En dépit de ce que certains philosophes occidentaux peuvent reprocher au primat du voir et de la vision dans certaines philosophies - sans parler même du fait qu’ils ne comptent pas le Dharma parmi ces philosophies -, il devrait être clair phénoménologiquement que l’esprit est en résonance profonde avec le voir.
Il faudrait certes savoir ce qu’on entend par "esprit" exactement. Dans la plupart des écoles indiennes il y a deux formes d’accès non-sensoriels aux phénomènes : direct et conceptuel. Une perception mentale directe est précisément ce que refusait Kant, à savoir une intuition intellectuelle. Pour ce philosophe chrétien marqué par le calvinisme, la créature humaine n’est capable que d’une intuition dérivée, seul le Créateur pourrait éventuellement être dit avoir une intuition originaire, ou donatrice. Ce geste kantien, qui introduit l’Esthétique et donc la Critique de la Raison Pure, est lourd de conséquences comme y a insisté Heidegger. [1] Cela conditionne toute la philosophie des trois Raisons kantiennes.
Mais de notre point de vue, ça n’est là qu’un présupposé, pas même "hypothétique", mais purement (si j’ose dire) dogmatique. Les Vidyadharas revendiquent de leur côté une intuition intellectuelle, une vision directe de la réalité. Ce qu’apporte de plus le terme de vision-darshan par rapport au vocabulaire de l’entendement ou de la raison, c’est précisément une justesse et une profondeur de vue qui agit sur le réel même. Connaître et agir sont un dans le darshan.
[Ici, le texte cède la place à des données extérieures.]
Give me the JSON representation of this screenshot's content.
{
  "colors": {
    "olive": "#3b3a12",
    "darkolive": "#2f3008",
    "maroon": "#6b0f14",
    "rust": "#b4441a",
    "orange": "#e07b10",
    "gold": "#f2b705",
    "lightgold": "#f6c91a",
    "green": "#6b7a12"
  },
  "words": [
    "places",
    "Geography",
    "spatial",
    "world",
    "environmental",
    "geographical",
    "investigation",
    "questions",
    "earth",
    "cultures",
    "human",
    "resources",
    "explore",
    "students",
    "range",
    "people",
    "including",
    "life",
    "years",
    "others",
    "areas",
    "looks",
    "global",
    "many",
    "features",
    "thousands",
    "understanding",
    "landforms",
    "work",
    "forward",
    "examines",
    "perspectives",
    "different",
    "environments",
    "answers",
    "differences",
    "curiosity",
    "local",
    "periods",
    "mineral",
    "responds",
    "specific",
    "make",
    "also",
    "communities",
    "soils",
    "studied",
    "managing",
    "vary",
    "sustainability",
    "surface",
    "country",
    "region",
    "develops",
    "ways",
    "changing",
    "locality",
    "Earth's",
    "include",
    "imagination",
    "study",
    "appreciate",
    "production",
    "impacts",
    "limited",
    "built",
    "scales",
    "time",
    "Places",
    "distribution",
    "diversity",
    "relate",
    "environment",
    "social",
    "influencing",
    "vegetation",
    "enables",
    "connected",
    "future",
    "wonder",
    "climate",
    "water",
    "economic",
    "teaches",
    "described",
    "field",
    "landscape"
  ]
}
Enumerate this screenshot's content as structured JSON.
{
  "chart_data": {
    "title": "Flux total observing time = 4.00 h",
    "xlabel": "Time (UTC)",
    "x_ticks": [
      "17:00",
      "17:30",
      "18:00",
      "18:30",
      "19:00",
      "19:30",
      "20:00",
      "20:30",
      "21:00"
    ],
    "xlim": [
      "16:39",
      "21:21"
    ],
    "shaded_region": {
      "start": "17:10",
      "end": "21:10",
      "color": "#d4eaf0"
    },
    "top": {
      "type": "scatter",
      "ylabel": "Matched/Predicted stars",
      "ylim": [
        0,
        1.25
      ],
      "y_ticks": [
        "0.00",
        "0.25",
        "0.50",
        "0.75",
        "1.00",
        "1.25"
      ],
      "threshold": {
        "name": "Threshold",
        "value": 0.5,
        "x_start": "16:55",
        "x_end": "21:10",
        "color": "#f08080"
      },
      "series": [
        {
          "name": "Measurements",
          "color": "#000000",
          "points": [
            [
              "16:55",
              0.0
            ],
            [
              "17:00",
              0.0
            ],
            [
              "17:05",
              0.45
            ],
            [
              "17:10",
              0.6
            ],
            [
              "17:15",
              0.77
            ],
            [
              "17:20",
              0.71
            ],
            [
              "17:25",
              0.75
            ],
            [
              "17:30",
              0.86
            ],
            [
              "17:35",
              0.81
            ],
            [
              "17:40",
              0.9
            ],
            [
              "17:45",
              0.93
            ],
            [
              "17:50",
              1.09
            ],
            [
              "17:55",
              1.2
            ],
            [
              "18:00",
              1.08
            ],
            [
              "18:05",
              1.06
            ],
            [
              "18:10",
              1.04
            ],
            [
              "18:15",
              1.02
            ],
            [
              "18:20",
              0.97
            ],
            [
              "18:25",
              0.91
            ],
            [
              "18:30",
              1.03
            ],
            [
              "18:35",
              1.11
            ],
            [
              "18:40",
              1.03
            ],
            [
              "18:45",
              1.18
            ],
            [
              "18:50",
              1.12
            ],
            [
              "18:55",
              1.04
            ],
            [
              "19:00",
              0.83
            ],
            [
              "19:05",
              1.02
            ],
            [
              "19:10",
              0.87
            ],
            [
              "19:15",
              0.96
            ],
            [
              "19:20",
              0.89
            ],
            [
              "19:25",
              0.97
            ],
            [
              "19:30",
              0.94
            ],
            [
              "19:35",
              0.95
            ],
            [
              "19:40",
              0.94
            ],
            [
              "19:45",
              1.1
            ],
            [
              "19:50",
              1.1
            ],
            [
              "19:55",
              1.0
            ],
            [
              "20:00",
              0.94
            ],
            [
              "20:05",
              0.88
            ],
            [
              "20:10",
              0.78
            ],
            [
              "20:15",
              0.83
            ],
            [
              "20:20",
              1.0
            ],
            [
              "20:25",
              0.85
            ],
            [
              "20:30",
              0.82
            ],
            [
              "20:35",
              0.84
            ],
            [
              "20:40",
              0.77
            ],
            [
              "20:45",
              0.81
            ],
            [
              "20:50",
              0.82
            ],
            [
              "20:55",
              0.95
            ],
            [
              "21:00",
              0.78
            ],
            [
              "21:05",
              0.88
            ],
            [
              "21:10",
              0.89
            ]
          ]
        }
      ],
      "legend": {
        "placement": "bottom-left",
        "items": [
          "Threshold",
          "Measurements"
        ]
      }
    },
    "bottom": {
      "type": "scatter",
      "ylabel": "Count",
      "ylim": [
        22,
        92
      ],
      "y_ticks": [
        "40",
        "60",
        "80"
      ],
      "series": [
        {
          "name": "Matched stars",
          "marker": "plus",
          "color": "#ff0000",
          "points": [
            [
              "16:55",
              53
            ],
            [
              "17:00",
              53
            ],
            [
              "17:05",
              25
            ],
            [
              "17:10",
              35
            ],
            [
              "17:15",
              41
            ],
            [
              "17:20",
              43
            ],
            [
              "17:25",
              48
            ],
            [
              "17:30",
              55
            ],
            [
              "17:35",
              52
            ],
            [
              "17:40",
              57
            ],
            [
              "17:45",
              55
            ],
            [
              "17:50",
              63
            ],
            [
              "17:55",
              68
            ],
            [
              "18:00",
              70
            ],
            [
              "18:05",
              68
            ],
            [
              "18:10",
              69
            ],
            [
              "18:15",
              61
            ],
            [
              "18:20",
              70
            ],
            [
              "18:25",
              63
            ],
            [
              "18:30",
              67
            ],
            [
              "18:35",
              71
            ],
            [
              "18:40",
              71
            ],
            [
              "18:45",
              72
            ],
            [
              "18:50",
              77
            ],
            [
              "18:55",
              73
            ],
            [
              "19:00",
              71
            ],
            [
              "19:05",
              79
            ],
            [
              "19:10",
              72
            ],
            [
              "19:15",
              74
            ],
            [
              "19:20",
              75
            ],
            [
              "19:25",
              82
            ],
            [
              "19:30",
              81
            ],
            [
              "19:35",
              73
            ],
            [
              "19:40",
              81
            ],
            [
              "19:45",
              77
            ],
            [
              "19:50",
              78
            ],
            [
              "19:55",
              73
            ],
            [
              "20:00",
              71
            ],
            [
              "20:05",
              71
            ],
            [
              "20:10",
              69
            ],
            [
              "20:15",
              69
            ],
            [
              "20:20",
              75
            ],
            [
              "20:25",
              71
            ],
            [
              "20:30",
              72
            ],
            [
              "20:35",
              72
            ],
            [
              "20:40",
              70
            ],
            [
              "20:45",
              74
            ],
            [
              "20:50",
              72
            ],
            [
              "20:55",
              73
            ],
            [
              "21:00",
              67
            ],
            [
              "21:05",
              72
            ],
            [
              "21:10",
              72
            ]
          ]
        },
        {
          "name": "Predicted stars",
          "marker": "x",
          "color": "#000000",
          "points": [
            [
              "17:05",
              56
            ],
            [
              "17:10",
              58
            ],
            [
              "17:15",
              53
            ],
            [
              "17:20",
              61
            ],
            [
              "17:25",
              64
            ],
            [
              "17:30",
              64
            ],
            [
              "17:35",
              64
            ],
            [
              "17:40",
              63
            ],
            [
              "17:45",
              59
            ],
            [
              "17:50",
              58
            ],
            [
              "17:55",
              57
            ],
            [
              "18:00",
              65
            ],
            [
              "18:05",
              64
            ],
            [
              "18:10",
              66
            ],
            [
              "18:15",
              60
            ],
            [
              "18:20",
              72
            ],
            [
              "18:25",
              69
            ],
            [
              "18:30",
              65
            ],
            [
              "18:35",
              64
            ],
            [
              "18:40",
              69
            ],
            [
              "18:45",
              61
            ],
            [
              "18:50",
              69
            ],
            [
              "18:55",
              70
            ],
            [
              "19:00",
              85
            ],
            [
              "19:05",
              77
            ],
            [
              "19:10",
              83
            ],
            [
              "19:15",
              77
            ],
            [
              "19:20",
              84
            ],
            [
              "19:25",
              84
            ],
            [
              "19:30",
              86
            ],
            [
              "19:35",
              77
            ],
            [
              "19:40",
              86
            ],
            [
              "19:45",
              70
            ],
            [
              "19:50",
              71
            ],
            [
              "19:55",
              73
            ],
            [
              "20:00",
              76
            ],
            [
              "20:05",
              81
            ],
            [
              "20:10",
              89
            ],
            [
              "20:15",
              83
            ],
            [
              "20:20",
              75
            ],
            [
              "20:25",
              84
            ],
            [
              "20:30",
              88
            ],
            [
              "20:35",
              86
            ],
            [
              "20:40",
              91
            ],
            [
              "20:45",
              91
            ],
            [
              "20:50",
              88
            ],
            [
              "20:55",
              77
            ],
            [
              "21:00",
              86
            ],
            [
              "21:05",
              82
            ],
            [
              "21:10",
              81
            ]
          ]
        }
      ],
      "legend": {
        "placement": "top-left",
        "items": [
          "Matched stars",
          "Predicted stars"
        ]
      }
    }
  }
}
Cela ne dispense en rien de (se) demander ce qu’il est fondamental de connaître en priorité et comment agir avec justesse et justice dans le monde. Rappelons nous que « l’Omniscient » n’a jamais prétendu tout enseigner ce à quoi il avait accès, mais seulement ce qui constitue les quatre vérités. L’Occident prétend encore être seul à avoir donné les moyens d’actions et de connaissance du monde à l’humanité. C’est peut-être vrai en un sens, et ce sens est celui auquel nous nous heurtons dans un monde de plus en plus bizarre et par moments franchement insupportable dans son irrationalité. Que le culte de la raison en vienne à justifier et créer l’arbitraire, voilà qui dépasse l’entendement !
Le darshan du Dharma est dans son fond transmondain (lokottara), et ne vise qu’indirectement les usages du monde (laukiya). Les implications d’une telle pensée seront peut-être utiles à certains, en ces temps incertains.
En résumer, le darshan c’est changer la vue (drsti) pour changer le monde, tout l’inverse du projet politique occidental moderne en un sens, qui prétend peser sur les esprits par le biais d’un idéal sociétal. Les problématiques se rejoignent alors sur la question de l’éducation. Mais c’est une autre histoire.